Gen Z are ‘the true innovators’
When working on its trend outlook, GNT decided to focus on Generation Z, or ‘zoomers’ – those born in the mid- to late-1990s. This upcoming demographic is committed to holistic wellness and actively promoting their environmental and social agendas through their purchasing power, GNT found. The new generation of consumers is radical, diverse, and digitally native – and it is rapidly changing global attitudes toward food and drink, the research suggested.
The impact of social media platforms and the digital world mean that the visual impact of food and beverage is ‘more important than ever before’, according to GNT. And social media also means that zoomers have more influence and a greater voice in the innovation process than ever before, we were told.
“We’ve been looking mainly to Gen Z to identify the key colour directions as they’re the true innovators. Innovation is no longer a task for innovation managers who are thinking about trends from behind their desk. It’s about the youth, who come up with exciting new trends that spread rapidly through social media. You don’t have to be famous to become an influencer – you just need great ideas.”
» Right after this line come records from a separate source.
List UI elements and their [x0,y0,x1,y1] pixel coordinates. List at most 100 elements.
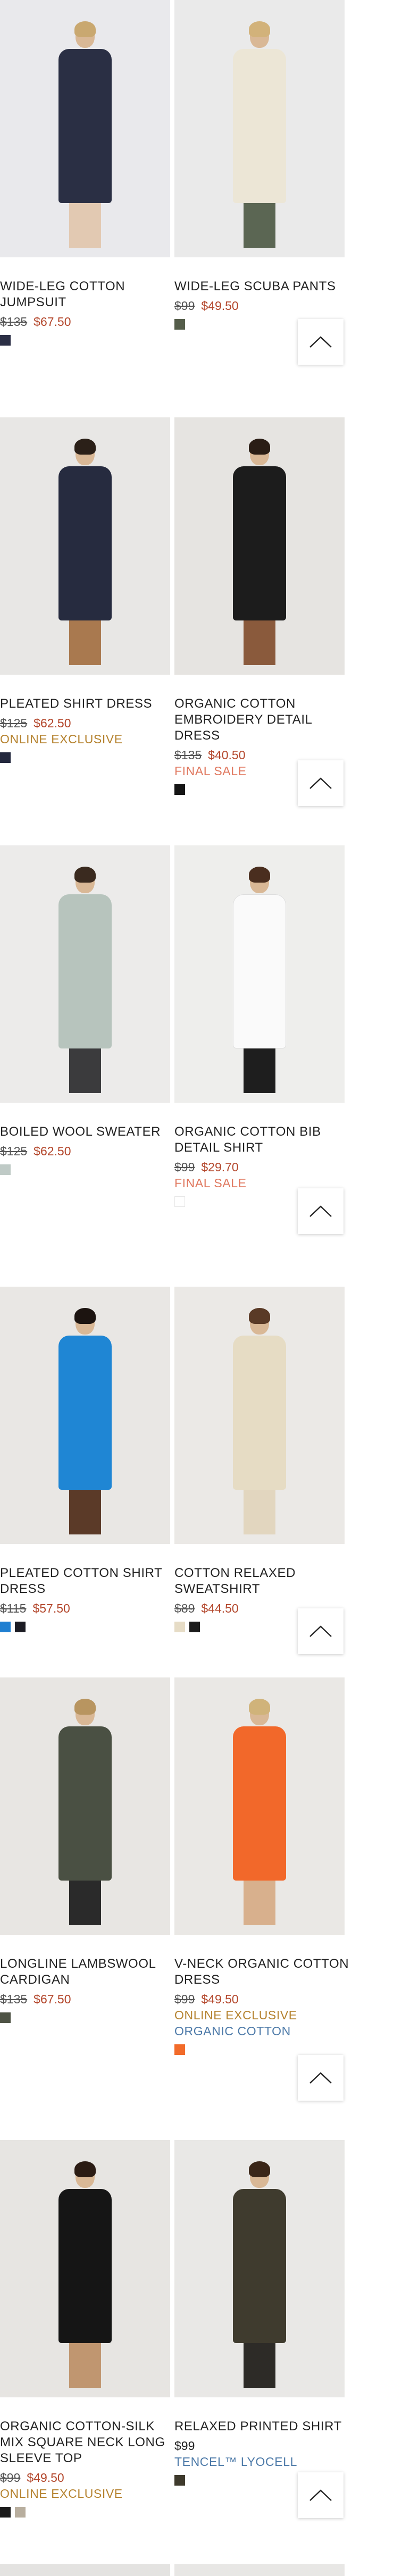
product-image[interactable] [0,845,170,1103]
product-card[interactable]: ORGANIC COTTON EMBROIDERY DETAIL DRESS $1… [174,417,345,795]
back-to-top-button[interactable] [298,1188,344,1234]
color-swatch[interactable] [174,2044,185,2055]
chevron-up-icon [309,1625,332,1637]
product-card[interactable]: ORGANIC COTTON BIB DETAIL SHIRT $99 $29.70… [174,845,345,1207]
product-name[interactable]: COTTON RELAXED SWEATSHIRT [174,1565,350,1597]
product-card[interactable]: PLEATED COTTON SHIRT DRESS $115 $57.50 [0,1287,170,1632]
model-garment [233,1726,286,1881]
color-swatches [0,335,170,346]
model-legs [69,1487,101,1534]
product-card[interactable]: PLEATED SHIRT DRESS $125 $62.50 ONLINE EXCL… [0,417,170,763]
model-legs [69,2340,101,2388]
model-garment [58,1336,112,1490]
product-tag-exclusive: ONLINE EXCLUSIVE [0,732,123,746]
product-card[interactable]: WIDE-LEG COTTON JUMPSUIT $135 $67.50 [0,0,170,346]
product-name[interactable]: PLEATED SHIRT DRESS [0,696,175,712]
product-card[interactable]: COTTON RELAXED SWEATSHIRT $89 $44.50 [174,1287,345,1632]
product-name[interactable]: ORGANIC COTTON-SILK MIX SQUARE NECK LONG… [0,2419,175,2466]
product-image[interactable] [0,2140,170,2397]
color-swatches [0,2012,170,2023]
model-hair [74,1699,96,1715]
color-swatch[interactable] [174,319,185,330]
back-to-top-button[interactable] [298,2472,344,2518]
product-image[interactable] [0,0,170,257]
product-prices: $99 $49.50 [0,2470,170,2486]
product-tag-material: TENCEL™ LYOCELL [174,2455,297,2469]
model-hair [74,2161,96,2177]
product-image[interactable] [0,417,170,675]
model-legs [69,1045,101,1093]
sale-price: $49.50 [201,1992,239,2006]
product-card[interactable]: LONGLINE LAMBSWOOL CARDIGAN $135 $67.50 [0,1677,170,2023]
product-name[interactable]: V-NECK ORGANIC COTTON DRESS [174,1956,350,1988]
product-name[interactable]: ORGANIC COTTON BIB DETAIL SHIRT [174,1124,350,1156]
color-swatch[interactable] [174,2475,185,2486]
product-card[interactable]: BOILED WOOL SWEATER $125 $62.50 [0,845,170,1175]
product-name[interactable]: LONGLINE LAMBSWOOL CARDIGAN [0,1956,175,1988]
color-swatch[interactable] [15,1622,26,1632]
model-hair [74,439,96,455]
product-image[interactable] [174,1677,345,1935]
product-card[interactable]: WIDE-LEG SCUBA PANTS $99 $49.50 [174,0,345,330]
original-price: $125 [0,1144,28,1158]
original-price: $99 [0,2471,21,2485]
chevron-up-icon [309,2072,332,2084]
product-image[interactable] [174,417,345,675]
chevron-up-icon [309,2489,332,2501]
model-hair [249,867,270,883]
sale-price: $29.70 [201,1160,239,1174]
color-swatch[interactable] [0,2012,11,2023]
back-to-top-button[interactable] [298,760,344,806]
color-swatch[interactable] [174,1196,185,1207]
product-image[interactable] [174,845,345,1103]
product-image[interactable] [0,1677,170,1935]
product-image[interactable] [174,1287,345,1544]
model-figure [230,1699,289,1925]
product-card[interactable]: V-NECK ORGANIC COTTON DRESS $99 $49.50 ONLI… [174,1677,349,2055]
model-garment [58,1726,112,1881]
sale-price: $40.50 [208,748,246,762]
chevron-up-icon [309,777,332,789]
model-garment [233,466,286,620]
color-swatch[interactable] [174,784,185,795]
product-image[interactable] [0,1287,170,1544]
product-image[interactable] [174,2140,345,2397]
color-swatch[interactable] [15,2507,26,2518]
product-name[interactable]: PLEATED COTTON SHIRT DRESS [0,1565,175,1597]
color-swatch[interactable] [189,1622,200,1632]
model-legs [244,2340,275,2388]
original-price: $89 [174,1601,195,1615]
color-swatch[interactable] [174,1622,185,1632]
color-swatch[interactable] [0,2507,11,2518]
product-card[interactable]: ORGANIC COTTON-SILK MIX SQUARE NECK LONG… [0,2140,170,2518]
product-image[interactable] [174,0,345,257]
model-hair [249,21,270,37]
original-price: $135 [174,748,202,762]
sale-price: $49.50 [201,299,239,313]
product-name[interactable]: ORGANIC COTTON EMBROIDERY DETAIL DRESS [174,696,350,744]
sale-price: $67.50 [34,1992,71,2006]
model-legs [69,1877,101,1925]
model-garment [58,49,112,203]
product-name[interactable]: RELAXED PRINTED SHIRT [174,2419,350,2435]
product-card[interactable]: RELAXED PRINTED SHIRT $99 TENCEL™ LYOCELL [174,2140,345,2486]
color-swatch[interactable] [0,335,11,346]
model-garment [58,894,112,1048]
model-legs [69,617,101,665]
back-to-top-button[interactable] [298,2055,344,2101]
sale-price: $49.50 [27,2471,64,2485]
back-to-top-button[interactable] [298,1608,344,1654]
model-hair [249,439,270,455]
original-price: $99 [174,299,195,313]
product-name[interactable]: BOILED WOOL SWEATER [0,1124,175,1140]
color-swatch[interactable] [0,752,11,763]
color-swatch[interactable] [0,1164,11,1175]
product-name[interactable]: WIDE-LEG SCUBA PANTS [174,279,350,295]
product-image[interactable] [174,2564,345,2576]
color-swatch[interactable] [0,1622,11,1632]
product-image[interactable] [0,2564,170,2576]
product-name[interactable]: WIDE-LEG COTTON JUMPSUIT [0,279,175,311]
back-to-top-button[interactable] [298,319,344,365]
model-garment [233,2189,286,2343]
sale-price: $44.50 [201,1601,239,1615]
The social and environmental story behind a product, as well as its health and wellness credentials, also have greater influence than in the past, the colours expert continued. “Creative use of colour can generate a sense of joy, excitement, and wonder, but it’s also hugely important for brands to be able to tell a positive story about how those colours were created. We can deliver such vibrant shades that consumers might think they’re artificial, but EXBERRY colours are all made from edible fruit, vegetables, and plants using physical processing methods. We colour food with food – all of our raw materials are food and they can be eaten throughout the whole production process. No additives are used in the production process either, so they support clean and clear labels. We use plant-based, edible raw materials that people know and trust. This is in line with expectations for healthy products. People want to know where their food is coming from, who made it and how it was made. We’ve also created a front-of-pack “Coloured with fruit & vegetables” logo to provide instant reassurance to consumers.”